What is the Client-Server Model?

A quick introduction to the give/take relationship between the front-end and the back-end, often referred to as the Client-Server model.

Your client (front-end) and server (back-end) must be able to communicate with each other. Otherwise, we won’t be able to manipulate data (text, images, videos) back and forth, which is crucial on most platforms. For example, Instagram, Twitter, or any app where you can sign in/ sign out, stream video, upload files, and write messages.

The Client-Server model

As you can see in the illustration above, to either send or receive information from the database, we need to go through a so-called web server when we make requests on the client.

A web server is like a guard that protects your precious file storage facility (database) from intruders. To get access to any web content, we first need to ask for permission from the guard, aka web server.

What is a request?

The most basic example of a request is when you go to any website either via your address bar or by clicking on a hyperlink. To get anything displayed in your browser, your client (your web browser) first sends a request to the web server of the site you want to visit (it happens behind the scenes).

If the web server (the guard) accepts your request, it will try to fetch the web page you want to see from the database, and send you the necessary files to display the site (HTML, CSS, JavaScript, images, video).

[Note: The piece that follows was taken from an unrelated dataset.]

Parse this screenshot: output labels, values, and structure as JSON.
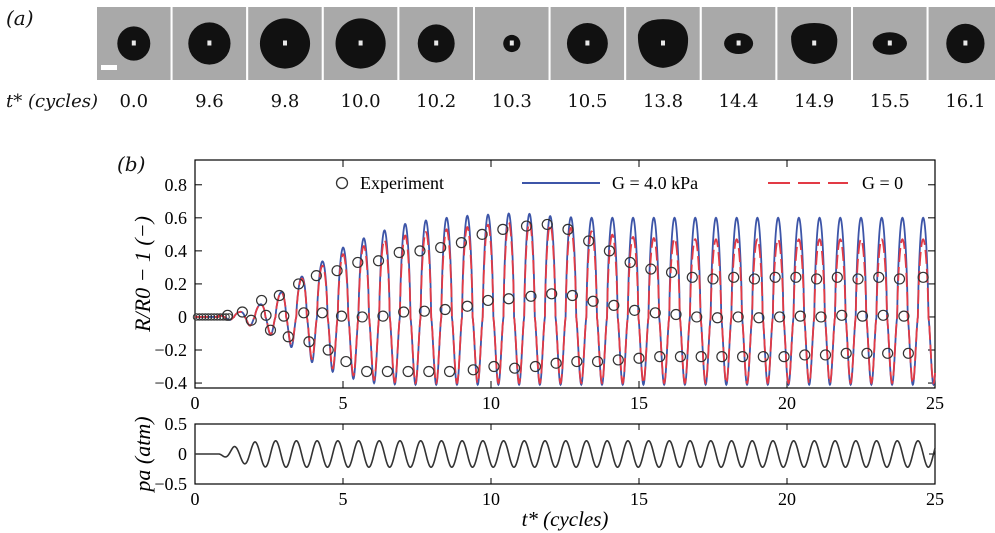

The request process takes place in a matter of milliseconds but it can take anywhere from 100ms or less to several seconds before you can see the entire web page in your browser window.

The more data the web page has (especially images and videos) the longer it takes to load. Your location relative to the web page’s location (where it’s hosted) also affects both the request-response time, and page loading time.

The give-take relationship between the front-end and the back-end is called the Client-Server model.

There’s more to say about this topic, but I’ll save that for an in-depth tutorial.